Among the steps welcomed are the prominence given to the rules applicable to preliminary references, which form an increasing proportion of the Court’s workload, and also to the rules governing direct actions and appeals. The insertion of a clear procedure for applications for legal aid, and clarification of its application to preliminary reference cases, will provide recognition of both the urgent and sensitive nature of such applications.

However, without wishing to undermine the fact that most of the changes are welcomed, I will focus here on the reservations. First, the CCBE is against the extension of the power to dispense with an oral hearing, for a number of reasons. The oral hearing is a major feature of access to justice.

In references for preliminary ruling, it is critical, since it is the only opportunity to reply to the observations filed by other parties. In other cases, which raise technical and complex issues, the oral hearing represents the occasion when all involved in the case - the judges, lawyers and parties - focus on the case at the same time. In a recent year, the Court decided 600 cases, 180 of which had an oral hearing.

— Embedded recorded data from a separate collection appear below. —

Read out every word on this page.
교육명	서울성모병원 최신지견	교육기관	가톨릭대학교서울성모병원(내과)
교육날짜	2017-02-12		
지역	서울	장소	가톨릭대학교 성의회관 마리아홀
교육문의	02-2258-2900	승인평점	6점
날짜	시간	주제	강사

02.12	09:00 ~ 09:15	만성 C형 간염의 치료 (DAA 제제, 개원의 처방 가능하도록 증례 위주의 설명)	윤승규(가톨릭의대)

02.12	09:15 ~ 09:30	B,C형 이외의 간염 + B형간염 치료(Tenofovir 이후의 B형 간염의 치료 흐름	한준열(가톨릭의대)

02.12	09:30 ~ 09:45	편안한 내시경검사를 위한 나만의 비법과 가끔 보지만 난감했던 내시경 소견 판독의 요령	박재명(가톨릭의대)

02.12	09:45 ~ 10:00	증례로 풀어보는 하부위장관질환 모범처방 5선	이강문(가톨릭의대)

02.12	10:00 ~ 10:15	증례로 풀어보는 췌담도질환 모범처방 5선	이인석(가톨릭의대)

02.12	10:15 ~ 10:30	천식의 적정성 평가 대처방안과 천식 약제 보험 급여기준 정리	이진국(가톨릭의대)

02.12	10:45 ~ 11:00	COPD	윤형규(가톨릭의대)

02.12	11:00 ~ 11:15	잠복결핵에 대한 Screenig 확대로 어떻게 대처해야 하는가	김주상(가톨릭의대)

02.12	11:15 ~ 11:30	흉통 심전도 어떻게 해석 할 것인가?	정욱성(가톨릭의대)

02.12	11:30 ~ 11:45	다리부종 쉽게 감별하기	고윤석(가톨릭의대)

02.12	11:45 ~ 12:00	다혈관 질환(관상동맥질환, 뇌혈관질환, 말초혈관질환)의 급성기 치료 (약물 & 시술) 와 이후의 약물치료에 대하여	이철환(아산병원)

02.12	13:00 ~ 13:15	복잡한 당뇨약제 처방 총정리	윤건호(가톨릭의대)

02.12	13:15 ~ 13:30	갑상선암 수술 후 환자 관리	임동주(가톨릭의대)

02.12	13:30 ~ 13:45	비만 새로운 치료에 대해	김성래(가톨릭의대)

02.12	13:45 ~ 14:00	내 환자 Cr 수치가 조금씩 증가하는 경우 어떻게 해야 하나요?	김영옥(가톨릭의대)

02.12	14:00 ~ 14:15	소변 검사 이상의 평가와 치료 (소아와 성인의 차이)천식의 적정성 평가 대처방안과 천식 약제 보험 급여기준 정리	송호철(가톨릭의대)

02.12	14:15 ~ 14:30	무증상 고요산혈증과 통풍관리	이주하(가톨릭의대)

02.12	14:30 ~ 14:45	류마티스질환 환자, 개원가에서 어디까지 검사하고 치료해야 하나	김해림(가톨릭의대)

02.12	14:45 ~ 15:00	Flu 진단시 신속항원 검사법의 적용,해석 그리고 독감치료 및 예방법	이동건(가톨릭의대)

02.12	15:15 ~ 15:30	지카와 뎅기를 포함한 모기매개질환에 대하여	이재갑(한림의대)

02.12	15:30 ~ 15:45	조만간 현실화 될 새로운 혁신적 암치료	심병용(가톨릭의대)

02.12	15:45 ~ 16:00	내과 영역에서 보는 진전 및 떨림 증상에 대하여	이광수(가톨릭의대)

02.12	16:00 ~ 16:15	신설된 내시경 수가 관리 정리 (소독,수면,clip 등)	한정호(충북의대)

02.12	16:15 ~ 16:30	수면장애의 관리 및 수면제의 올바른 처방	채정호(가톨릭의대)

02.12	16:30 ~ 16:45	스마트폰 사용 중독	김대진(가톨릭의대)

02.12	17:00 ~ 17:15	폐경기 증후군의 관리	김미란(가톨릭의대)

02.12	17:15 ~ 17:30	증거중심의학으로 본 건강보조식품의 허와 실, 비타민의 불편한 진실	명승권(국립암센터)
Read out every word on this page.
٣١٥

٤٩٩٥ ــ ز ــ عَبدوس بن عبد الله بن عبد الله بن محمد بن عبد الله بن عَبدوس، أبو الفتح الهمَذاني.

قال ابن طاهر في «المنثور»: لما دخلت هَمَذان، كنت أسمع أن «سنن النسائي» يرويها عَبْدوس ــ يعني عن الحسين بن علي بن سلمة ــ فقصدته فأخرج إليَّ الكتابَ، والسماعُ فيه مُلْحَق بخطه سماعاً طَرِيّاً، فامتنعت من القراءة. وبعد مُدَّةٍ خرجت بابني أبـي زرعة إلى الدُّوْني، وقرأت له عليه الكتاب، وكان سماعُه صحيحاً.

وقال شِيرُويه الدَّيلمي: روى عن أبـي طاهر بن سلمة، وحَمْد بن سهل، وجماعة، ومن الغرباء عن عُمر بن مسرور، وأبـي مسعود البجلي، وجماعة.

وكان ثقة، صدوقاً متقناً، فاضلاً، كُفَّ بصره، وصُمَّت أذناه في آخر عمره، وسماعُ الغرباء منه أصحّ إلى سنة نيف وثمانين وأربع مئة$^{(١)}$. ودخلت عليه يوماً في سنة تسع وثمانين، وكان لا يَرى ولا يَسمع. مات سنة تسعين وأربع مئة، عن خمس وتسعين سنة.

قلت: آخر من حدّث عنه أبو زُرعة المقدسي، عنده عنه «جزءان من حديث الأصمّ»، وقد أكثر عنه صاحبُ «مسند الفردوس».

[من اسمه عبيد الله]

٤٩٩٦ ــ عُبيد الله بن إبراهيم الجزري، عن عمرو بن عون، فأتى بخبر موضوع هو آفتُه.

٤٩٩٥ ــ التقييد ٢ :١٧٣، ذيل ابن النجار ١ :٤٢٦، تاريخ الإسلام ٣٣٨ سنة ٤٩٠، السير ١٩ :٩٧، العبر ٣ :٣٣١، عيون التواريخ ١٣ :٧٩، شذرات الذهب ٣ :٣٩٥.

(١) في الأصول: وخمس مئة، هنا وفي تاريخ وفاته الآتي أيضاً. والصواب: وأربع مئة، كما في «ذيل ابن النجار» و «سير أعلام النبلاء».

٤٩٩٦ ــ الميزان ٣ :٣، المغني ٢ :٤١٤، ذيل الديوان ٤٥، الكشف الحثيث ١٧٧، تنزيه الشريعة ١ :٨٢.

This is less than a third of all cases decided, which does not suggest a need for even greater flexibility not to hold an oral hearing.

Another potential problem is the proposed selective translation of written pleadings. The new Article 58 will empower the Court, by decision, to determine criteria for the translation of written pleadings to be limited to the translation of their "essential passages". While the Court, for understandable reasons, has chosen to use a single language for internal purposes (historically, French), parties are entitled to address the Court in the language of the case, and are entitled to have their pleadings heard by the Court.

This is not merely a statement of the law, but a necessary pre-condition for the maintenance of public confidence in the EU’s judicial system. Any rule that only part of the pleadings of a party should be translated into the internal language of the Court implies that the Court will not hear the totality of that party's pleadings. This cannot be reconciled with the requirements of due process and access to justice under the European Convention on Human Rights and the Charter of Fundamental Rights of the EU.

The proposal appears to envisage that the Court, in a way that is not transparent to the parties, will decide which passages of a party's pleadings are "essential" and thus worthy of translation. Is it suggested that it will really be the Court which decides which parts go to translators, or will it be translators seeking to interpret guidelines from the Court?

In addition, the proposal would directly advantage parties from particular member states, namely francophone ones, over those from other states, since parties submitting their written pleadings in French will have those pleadings heard in full by the Court, while others who rely on their right to submit pleadings in the language of the case may be heard only in relation to that part of the pleadings that the Court chooses to receive.

The EU Institutions will be part of the privileged few, given the convention that they supply French translations of their pleadings. This would directly discriminate between parties from different member states in relation to the fundamental right of access to justice.

Finally, the CCBE is concerned that the Report for the Hearing will be abolished. It is a useful document in so far as it demonstrates the Court’s understanding – or on occasion misunderstanding - of the parties’ arguments. It has been of particular importance in complex cases before the General Court. The report for the hearing has always had the useful function of presenting an objective overview of the case, to the benefit of both judges and parties, prior to - and with great benefit for - the oral hearing.

By containing a full account of the undisputed facts of the case and a summary of the respective arguments of the parties, it is the basis of the judgment to come.

The CCBE has other suggestions, such as the possible introduction of provision for Amicus Curiae submissions and, maybe most pertinently here, the possible participation by stakeholders in a Rules Committee. The CCBE proposes a Rules Committee to meet once per year, which would recognise that the administration of justice within the EU is a cooperative endeavour involving all those concerned. Hear, hear!